Keeping it tight: Legal publisher Incisive Media’s North America CEO William Pollak, too, said Incisive is decentralizing publishing operations, though not back-end operations: “It’s a very flat organizational chart, where managers are compensated for being all things they can be for their market.” In stark contrast to Xinhua, where Earnshaw’s focus on one market only doesn’t require anything more: “We’re very much centralizing the business really. We’re centralizing, rationalizing and bringing down the number of products and areas in which we’re involved.”
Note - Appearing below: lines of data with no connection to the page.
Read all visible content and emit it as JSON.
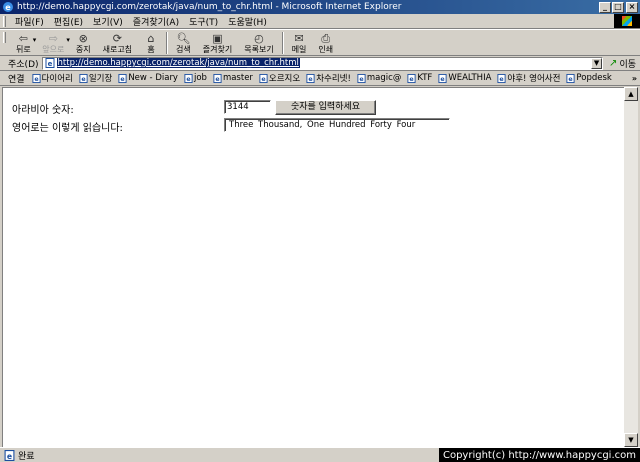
{
  "window": {
    "title": "http://demo.happycgi.com/zerotak/java/num_to_chr.html - Microsoft Internet Explorer",
    "buttons": {
      "minimize": "_",
      "maximize": "□",
      "close": "×"
    }
  },
  "menu": [
    "파일(F)",
    "편집(E)",
    "보기(V)",
    "즐겨찾기(A)",
    "도구(T)",
    "도움말(H)"
  ],
  "toolbar": {
    "back": "뒤로",
    "forward": "앞으로",
    "stop": "중지",
    "refresh": "새로고침",
    "home": "홈",
    "search": "검색",
    "favorites": "즐겨찾기",
    "history": "목록보기",
    "mail": "메일",
    "print": "인쇄"
  },
  "address": {
    "label": "주소(D)",
    "url": "http://demo.happycgi.com/zerotak/java/num_to_chr.html",
    "go_label": "이동"
  },
  "links": {
    "label": "연결",
    "items": [
      "다이어리",
      "일기장",
      "New - Diary",
      "job",
      "master",
      "오르지오",
      "차수리넷!",
      "magic@",
      "KTF",
      "WEALTHIA",
      "야후! 영어사전",
      "Popdesk"
    ],
    "more": "»"
  },
  "page": {
    "arabic_label": "아라비아 숫자:",
    "number_value": "3144",
    "convert_button": "숫자를 입력하세요",
    "english_label": "영어로는 이렇게 읽습니다:",
    "words_value": "Three Thousand, One Hundred Forty Four"
  },
  "status": {
    "text": "완료",
    "copyright": "Copyright(c) http://www.happycgi.com"
  },
  "colors": {
    "titlebar": "#0a246a",
    "chrome": "#d4d0c8",
    "selection": "#0a246a"
  }
}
Feet on the ground: Don’t bother trying to run things from afar, however. Incisive’s Pollak: “There’s no substitute, if you want to build a single company, for getting people to live and work together … if you don’t have infrastructure on the ground, it’s very difficult to pull off; you have to find yourself a really good partner or (hire locally).” Case in point: UBM’s Levin said the time differences make it very hard for US publishers to run a Chinese unit from the west coast, for example, arguing Europe’s position between poles makes it the best location for B2B.

And then you get there… ? This flattening out seems to come with a passionate focus around individual multiplatform brands rather than specific publications. The decentralizations all seem to come with added empowerment for those brands. Levin said UBM’s games team doesn’t need to have the same attitude as its channels team; instead there is “an intellectual framework that allows us to develop the optimum for each of those communities”. Or, as ahearn said: “It’s about the community, stupid.”